DSİ’nin açıklamasında dikkat çeken en önemli başlıklardan biri, Iğdır’daki su kayıp-kaçak oranının yüzde 61,29 gibi çok yüksek bir seviyede olması. Bu oran, suyun yarısından fazlasının vatandaşa ulaşmadan sistem içinde kaybolduğunu açıkça ortaya koyuyor.
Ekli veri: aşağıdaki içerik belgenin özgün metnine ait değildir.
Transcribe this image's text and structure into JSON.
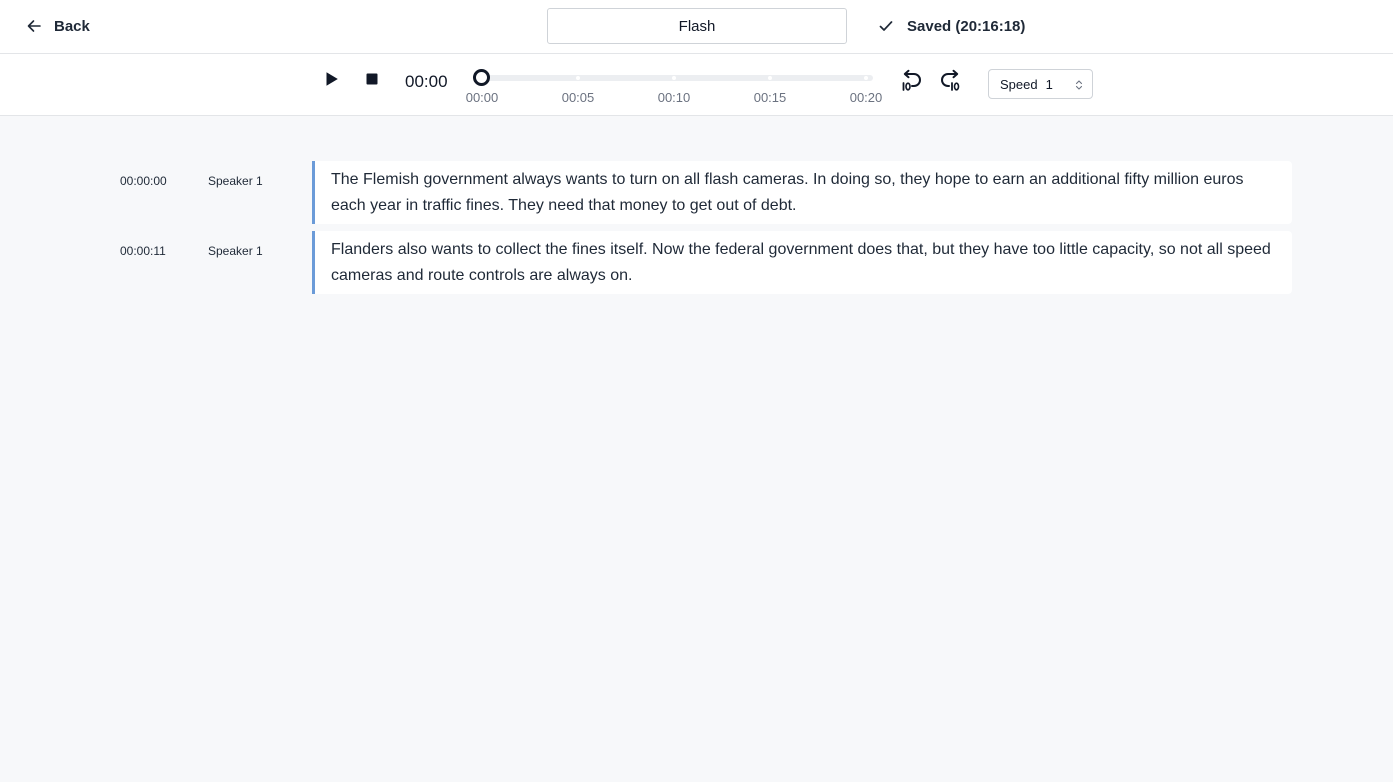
{
  "header": {
    "back_label": "Back",
    "title_value": "Flash",
    "saved_status": "Saved (20:16:18)"
  },
  "player": {
    "current_time": "00:00",
    "progress": 0,
    "ticks": [
      "00:00",
      "00:05",
      "00:10",
      "00:15",
      "00:20"
    ],
    "speed_label": "Speed",
    "speed_value": "1",
    "icons": [
      "play-icon",
      "stop-icon",
      "rewind-10-icon",
      "forward-10-icon"
    ]
  },
  "segments": [
    {
      "timestamp": "00:00:00",
      "speaker": "Speaker 1",
      "text": "The Flemish government always wants to turn on all flash cameras. In doing so, they hope to earn an additional fifty million euros each year in traffic fines. They need that money to get out of debt."
    },
    {
      "timestamp": "00:00:11",
      "speaker": "Speaker 1",
      "text": "Flanders also wants to collect the fines itself. Now the federal government does that, but they have too little capacity, so not all speed cameras and route controls are always on."
    }
  ],
  "colors": {
    "accent_border": "#6b9bd8",
    "page_background": "#f7f8fa"
  }
}
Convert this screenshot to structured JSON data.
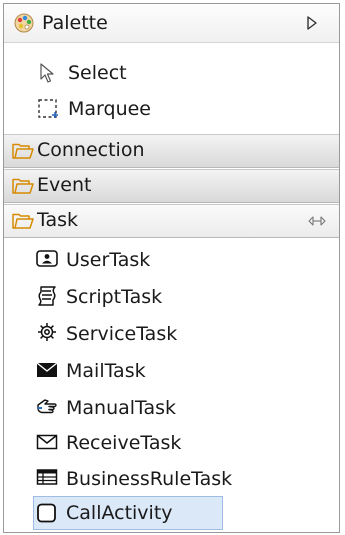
{
  "palette": {
    "title": "Palette",
    "collapse_icon": "triangle-right-icon"
  },
  "tools": [
    {
      "label": "Select",
      "icon": "select-arrow-icon"
    },
    {
      "label": "Marquee",
      "icon": "marquee-icon"
    }
  ],
  "drawers": [
    {
      "label": "Connection",
      "state": "collapsed"
    },
    {
      "label": "Event",
      "state": "collapsed"
    },
    {
      "label": "Task",
      "state": "expanded"
    }
  ],
  "tasks": [
    {
      "label": "UserTask",
      "icon": "user-task-icon"
    },
    {
      "label": "ScriptTask",
      "icon": "script-task-icon"
    },
    {
      "label": "ServiceTask",
      "icon": "gear-icon"
    },
    {
      "label": "MailTask",
      "icon": "mail-filled-icon"
    },
    {
      "label": "ManualTask",
      "icon": "hand-icon"
    },
    {
      "label": "ReceiveTask",
      "icon": "envelope-icon"
    },
    {
      "label": "BusinessRuleTask",
      "icon": "table-icon"
    },
    {
      "label": "CallActivity",
      "icon": "rounded-square-icon",
      "selected": true
    }
  ],
  "colors": {
    "selection_bg": "#dbe8f8",
    "selection_border": "#9fbde3",
    "folder": "#e8a317"
  }
}
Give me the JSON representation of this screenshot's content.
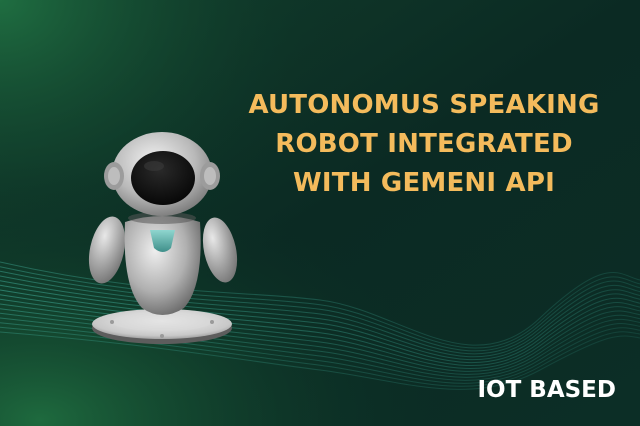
{
  "headline": {
    "lines": [
      "AUTONOMUS SPEAKING",
      "ROBOT INTEGRATED",
      "WITH GEMENI API"
    ]
  },
  "footer_tag": "IOT BASED",
  "colors": {
    "background_dark": "#0a2a22",
    "background_green": "#1b6a3c",
    "headline": "#f4bb5c",
    "footer_tag": "#ffffff",
    "wave_lines": "#2f8a7a",
    "robot_body": "#c9c9c9",
    "robot_visor": "#0c0c0c",
    "robot_chest": "#5fb3ad"
  },
  "icons": {
    "robot": "robot-figure-illustration",
    "waves": "flowing-wave-lines"
  }
}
DSİ, suyun isale hattına verildiğini belirtirken, bu suyun neden hanelere düzenli ulaşamadığı sorusu ise yanıtsız kalıyor.
Vatandaşın sorduğu soru net:
Su veriliyorsa, neden musluklar kuru?
Bir diğer dikkat çeken nokta ise Ünlendi Barajı devreye girmeden önce belediyeye ait olduğu bilinen su sondaj makineleri ve yeraltı su kaynakları.
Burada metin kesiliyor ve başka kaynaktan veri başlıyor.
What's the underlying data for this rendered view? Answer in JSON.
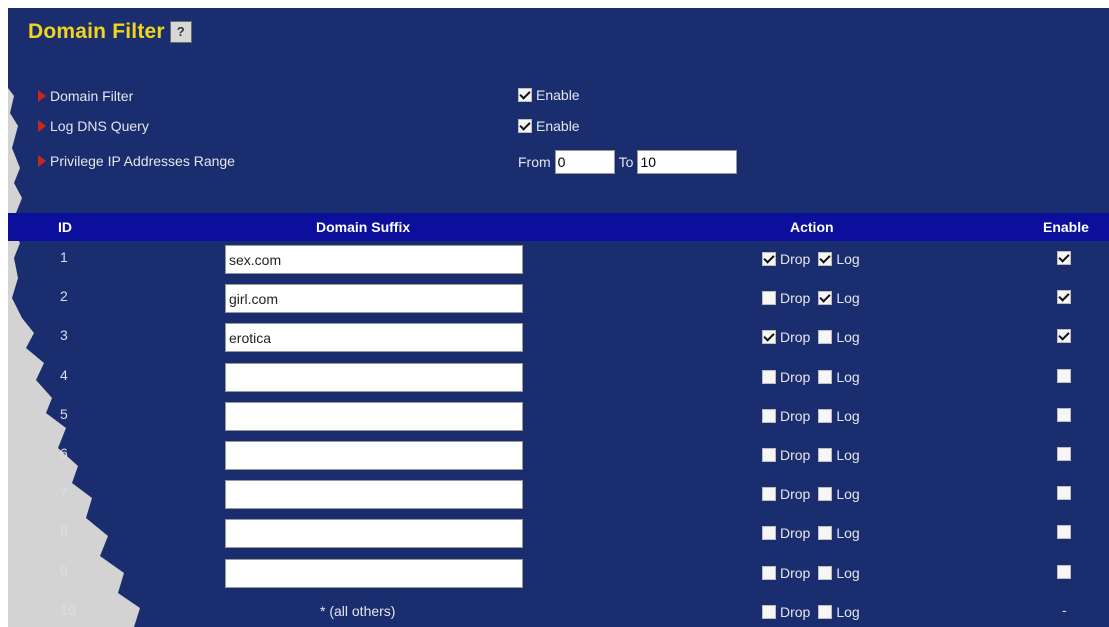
{
  "title": "Domain Filter",
  "help_icon": "help-icon",
  "options": [
    {
      "label": "Domain Filter",
      "control": "checkbox",
      "checked": true,
      "text": "Enable"
    },
    {
      "label": "Log DNS Query",
      "control": "checkbox",
      "checked": true,
      "text": "Enable"
    },
    {
      "label": "Privilege IP Addresses Range",
      "control": "range",
      "from_label": "From",
      "from_value": "0",
      "to_label": "To",
      "to_value": "10"
    }
  ],
  "table": {
    "headers": {
      "id": "ID",
      "domain": "Domain Suffix",
      "action": "Action",
      "enable": "Enable"
    },
    "action_labels": {
      "drop": "Drop",
      "log": "Log"
    },
    "rows": [
      {
        "id": "1",
        "domain": "sex.com",
        "drop": true,
        "log": true,
        "enable": true
      },
      {
        "id": "2",
        "domain": "girl.com",
        "drop": false,
        "log": true,
        "enable": true
      },
      {
        "id": "3",
        "domain": "erotica",
        "drop": true,
        "log": false,
        "enable": true
      },
      {
        "id": "4",
        "domain": "",
        "drop": false,
        "log": false,
        "enable": false
      },
      {
        "id": "5",
        "domain": "",
        "drop": false,
        "log": false,
        "enable": false
      },
      {
        "id": "6",
        "domain": "",
        "drop": false,
        "log": false,
        "enable": false
      },
      {
        "id": "7",
        "domain": "",
        "drop": false,
        "log": false,
        "enable": false
      },
      {
        "id": "8",
        "domain": "",
        "drop": false,
        "log": false,
        "enable": false
      },
      {
        "id": "9",
        "domain": "",
        "drop": false,
        "log": false,
        "enable": false
      }
    ],
    "last_row": {
      "id": "10",
      "domain_text": "* (all others)",
      "drop": false,
      "log": false,
      "enable_text": "-"
    }
  },
  "colors": {
    "panel": "#1a2d6e",
    "header": "#0b0f9c",
    "title": "#f4d41a",
    "arrow": "#c8281c"
  }
}
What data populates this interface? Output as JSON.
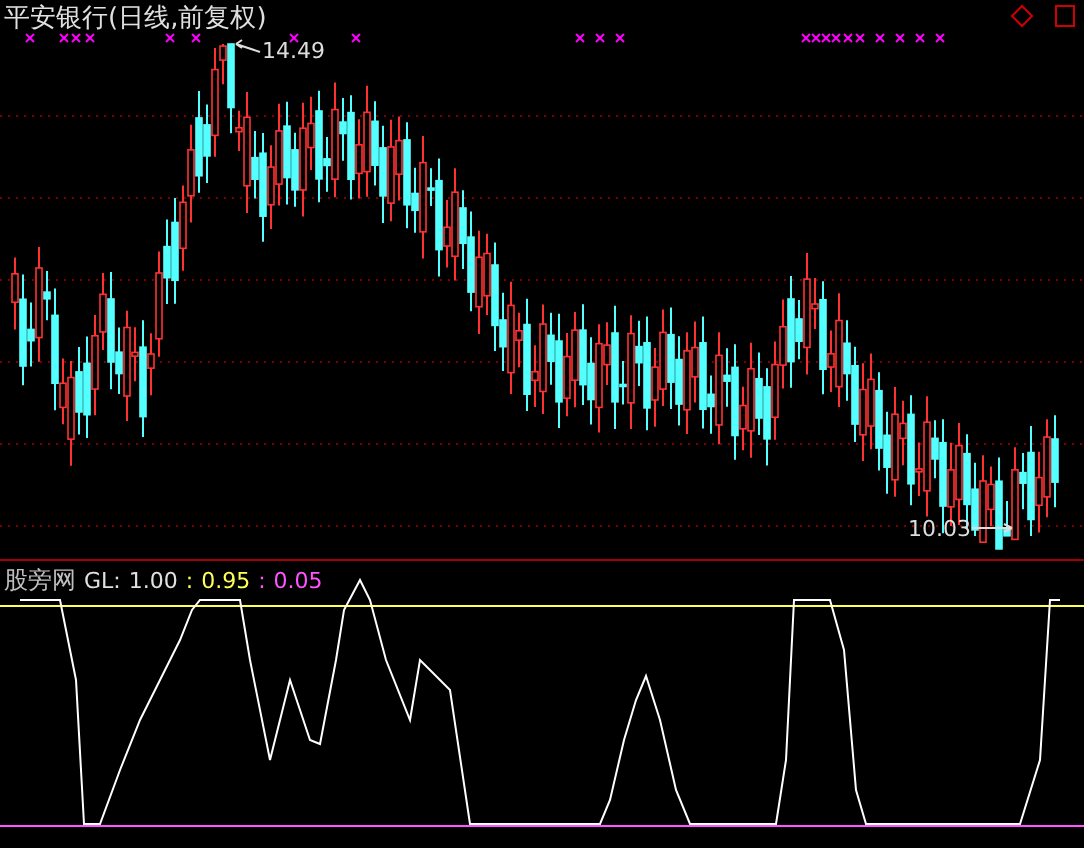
{
  "price_pane": {
    "title": "平安银行(日线,前复权)",
    "high_label": "14.49",
    "low_label": "10.03"
  },
  "indicator_pane": {
    "name": "股旁网",
    "label": "GL:",
    "values": [
      {
        "text": "1.00",
        "color": "#e0e0e0"
      },
      {
        "separator": ":",
        "text": "0.95",
        "color": "#ffff54"
      },
      {
        "separator": ":",
        "text": "0.05",
        "color": "#ff54ff"
      }
    ]
  }
}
Vatandaşlar, “Bu sondajlar ne oldu?
Neden devreye alınmıyor?
Alternatif kaynaklar neden kullanılmıyor?”
sorularını yüksek sesle dile getiriyor. Belediyenin elinde bulunan bu imkânların neden kriz anında etkin şekilde kullanılmadığı kamuoyuna açıklanmış değil.
Ayrıca
belediye yönetimi bünyesinde görev yapan, su ve altyapıdan sorumlu mühendis ve teknik kadroların bu süreçte hangi çalışmaları yaptığı da merak konusu.
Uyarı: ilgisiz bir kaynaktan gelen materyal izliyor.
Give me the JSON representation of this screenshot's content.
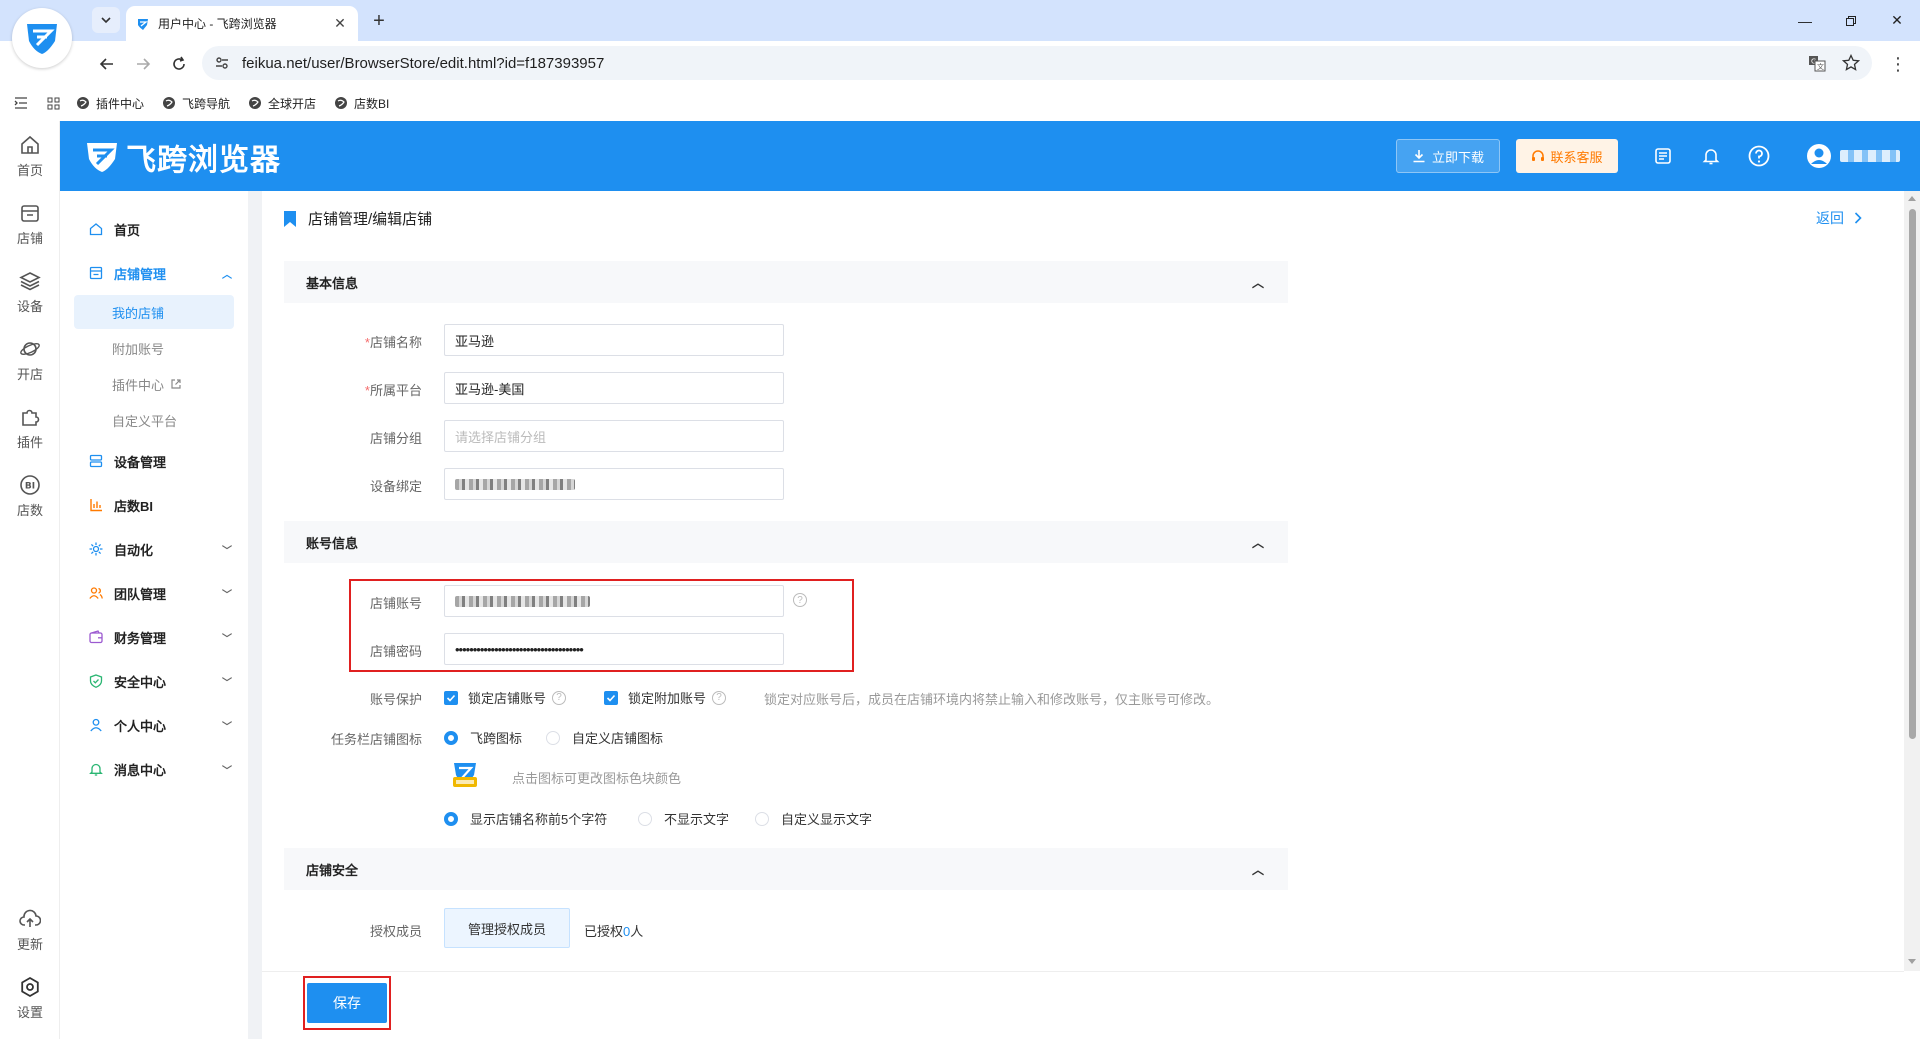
{
  "browser": {
    "tab_title": "用户中心 - 飞跨浏览器",
    "url": "feikua.net/user/BrowserStore/edit.html?id=f187393957",
    "bookmarks": [
      "插件中心",
      "飞跨导航",
      "全球开店",
      "店数BI"
    ]
  },
  "rail": {
    "items": [
      "首页",
      "店铺",
      "设备",
      "开店",
      "插件"
    ],
    "bi_label": "店数",
    "bi_badge": "BI",
    "update": "更新",
    "settings": "设置"
  },
  "header": {
    "brand": "飞跨浏览器",
    "download_label": "立即下载",
    "service_label": "联系客服"
  },
  "sidebar": {
    "home": "首页",
    "store_mgmt": "店铺管理",
    "sub_items": [
      "我的店铺",
      "附加账号",
      "插件中心",
      "自定义平台"
    ],
    "device_mgmt": "设备管理",
    "store_bi": "店数BI",
    "automation": "自动化",
    "team_mgmt": "团队管理",
    "finance_mgmt": "财务管理",
    "security_center": "安全中心",
    "personal_center": "个人中心",
    "message_center": "消息中心"
  },
  "page": {
    "title": "店铺管理/编辑店铺",
    "back": "返回"
  },
  "sections": {
    "basic": "基本信息",
    "account": "账号信息",
    "security": "店铺安全"
  },
  "form": {
    "required_mark": "*",
    "store_name_label": "店铺名称",
    "store_name_value": "亚马逊",
    "platform_label": "所属平台",
    "platform_value": "亚马逊-美国",
    "group_label": "店铺分组",
    "group_placeholder": "请选择店铺分组",
    "device_label": "设备绑定",
    "account_label": "店铺账号",
    "password_label": "店铺密码",
    "password_value": "••••••••••••••••••••••••••••••••••••",
    "protect_label": "账号保护",
    "lock_store_account": "锁定店铺账号",
    "lock_extra_account": "锁定附加账号",
    "protect_hint": "锁定对应账号后，成员在店铺环境内将禁止输入和修改账号，仅主账号可修改。",
    "taskbar_icon_label": "任务栏店铺图标",
    "feikua_icon": "飞跨图标",
    "custom_icon": "自定义店铺图标",
    "icon_hint": "点击图标可更改图标色块颜色",
    "show_first5": "显示店铺名称前5个字符",
    "no_text": "不显示文字",
    "custom_text": "自定义显示文字",
    "auth_label": "授权成员",
    "manage_auth_btn": "管理授权成员",
    "authorized_prefix": "已授权",
    "authorized_count": "0",
    "authorized_suffix": "人"
  },
  "footer": {
    "save": "保存"
  },
  "colors": {
    "primary": "#1e8ff0",
    "service_orange": "#ff7a00",
    "highlight_red": "#e02020",
    "required_red": "#f56c6c"
  }
}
Günler süren kesintiler yaşanırken neden sahaya yansıyan somut bir çözüm görülmediği, neden geçici ve kalıcı önlemlerin eş zamanlı hayata geçirilmediği sorgulanıyor.
DSİ cephesi, “Biz suyu veriyoruz, isale hattı ve geçici bağlantılarla sistemi besliyoruz” derken; belediye cephesinden kayıp-kaçakla mücadeleye dair net, takvimli ve ölçülebilir bir eylem planı hâlâ paylaşılmış değil. Açıklamalara bakıldığında sorun, suyun kaynağından çok yönetimi ve dağıtımı noktasında düğümleniyor.
Iğdır halkı artık teknik terimlerden çok net cevaplar istiyor:
-
Kayıp-kaçak neden yıllardır azaltılamadı?
-
Belediyenin sondaj ve alternatif su kaynakları neden devreye alınmıyor?
Musluktan su akmayan evlerde çocuklar, yaşlılar ve hastalar mağduriyet yaşarken, sorumluluğun topu kurumlar arasında gidip geliyor. Kamuoyu ise artık açıklama değil, hesap verilebilirlik ve somut çözüm bekliyor.